The cost of data protection: making a worthwhile investment or paying for an expensive mistake

Data hacks, security breaches, vulnerable IT systems – these are all hot topics in Hong Kong at the moment. With high-profile data security stories dominating headlines, the importance and fragility of personal data are very much in the public eye and have turned everyone’s attention to what businesses are doing ­– or not doing – to safeguard this data.

Security breaches can be devastating to both companies and society. They have massive, long-lasting impacts: take the hack of up to 90 million Facebook user accounts that took place this September. Unknown hackers exploited a security flaw in Facebook’s code, allowing them to take over almost 50 million profiles, with 40 million more being partially compromised. Amongst the affected were Facebook's CEO Mark Zuckerberg and COO Sheryl Sandberg – proving that when it comes to online security, everyone is potentially vulnerable.

These days, sharing personal data is vital to businesses and customers. In the MICE industry, collecting data from prospects and event attendees leads to important benefits – gaining better knowledge of attendee needs and preferences, providing valuable market insights which will help refine event offerings, and gathering all-important feedback after an event. Likewise, for delegates, sharing data can make the event experience more personal, more efficient and more productive.

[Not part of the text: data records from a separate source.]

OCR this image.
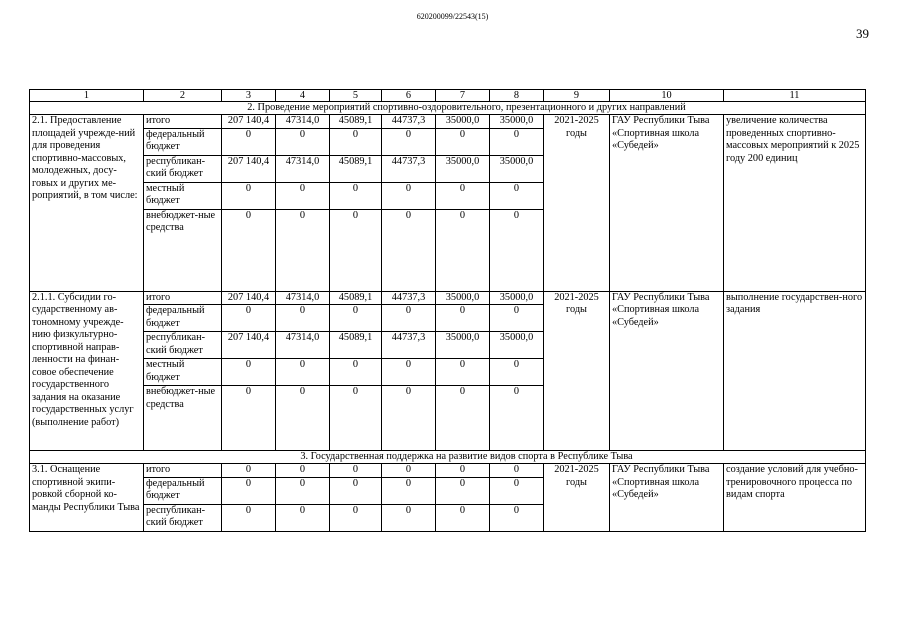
620200099/22543(15)
39
1	2	3	4	5	6	7	8	9	10	11
2. Проведение мероприятий спортивно-оздоровительного, презентационного и других направлений										
2.1. Предоставление площадей учрежде-ний для проведения спортивно-массовых, молодежных, досу-говых и других ме-роприятий, в том числе:	итого	207 140,4	47314,0	45089,1	44737,3	35000,0	35000,0	2021-2025 годы	ГАУ Республики Тыва «Спортивная школа «Субедей»	увеличение количества проведенных спортивно-массовых мероприятий к 2025 году 200 единиц
	федеральный бюджет	0	0	0	0	0	0			
	республикан-ский бюджет	207 140,4	47314,0	45089,1	44737,3	35000,0	35000,0			
	местный бюджет	0	0	0	0	0	0			
	внебюджет-ные средства	0	0	0	0	0	0			
2.1.1. Субсидии го-сударственному ав-тономному учрежде-нию физкультурно-спортивной направ-ленности на финан-совое обеспечение государственного задания на оказание государственных услуг (выполнение работ)	итого	207 140,4	47314,0	45089,1	44737,3	35000,0	35000,0	2021-2025 годы	ГАУ Республики Тыва «Спортивная школа «Субедей»	выполнение государствен-ного задания
	федеральный бюджет	0	0	0	0	0	0			
	республикан-ский бюджет	207 140,4	47314,0	45089,1	44737,3	35000,0	35000,0			
	местный бюджет	0	0	0	0	0	0			
	внебюджет-ные средства	0	0	0	0	0	0			
3. Государственная поддержка на развитие видов спорта в Республике Тыва										
3.1. Оснащение спортивной экипи-ровкой сборной ко-манды Республики Тыва	итого	0	0	0	0	0	0	2021-2025 годы	ГАУ Республики Тыва «Спортивная школа «Субедей»	создание условий для учебно-тренировочного процесса по видам спорта
	федеральный бюджет	0	0	0	0	0	0			
	республикан-ский бюджет	0	0	0	0	0	0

Whilst data is rapidly becoming one of the most important assets of any business, infrastructure and strategies to protect that data often do not keep up with the pace of change. There are many reasons – a lack of understanding of the risks of a data leak or a lack of investment in the appropriate technology are just two examples. But this is late 2018: the digital economy is taking off and personal data is becoming ever-more fluid and ‘shareable’. The risks and costs of a data breach are now too great to ignore.

In Europe, the penalties for businesses that do not protect personal data are the strictest in the world. The General Data Protection Regulation (GDPR), new rules governing data protection which came into force across the EU in early 2018, set a new global standard. Organisations are now much more accountable than before – if they do not sufficiently protect their customers’ information, they can be fined up to 4% of their annual turnover. Under the terms of GDPR, organisations must ensure that personal data is gathered legally and then respected and protected from misuse and exploitation – or face the consequences.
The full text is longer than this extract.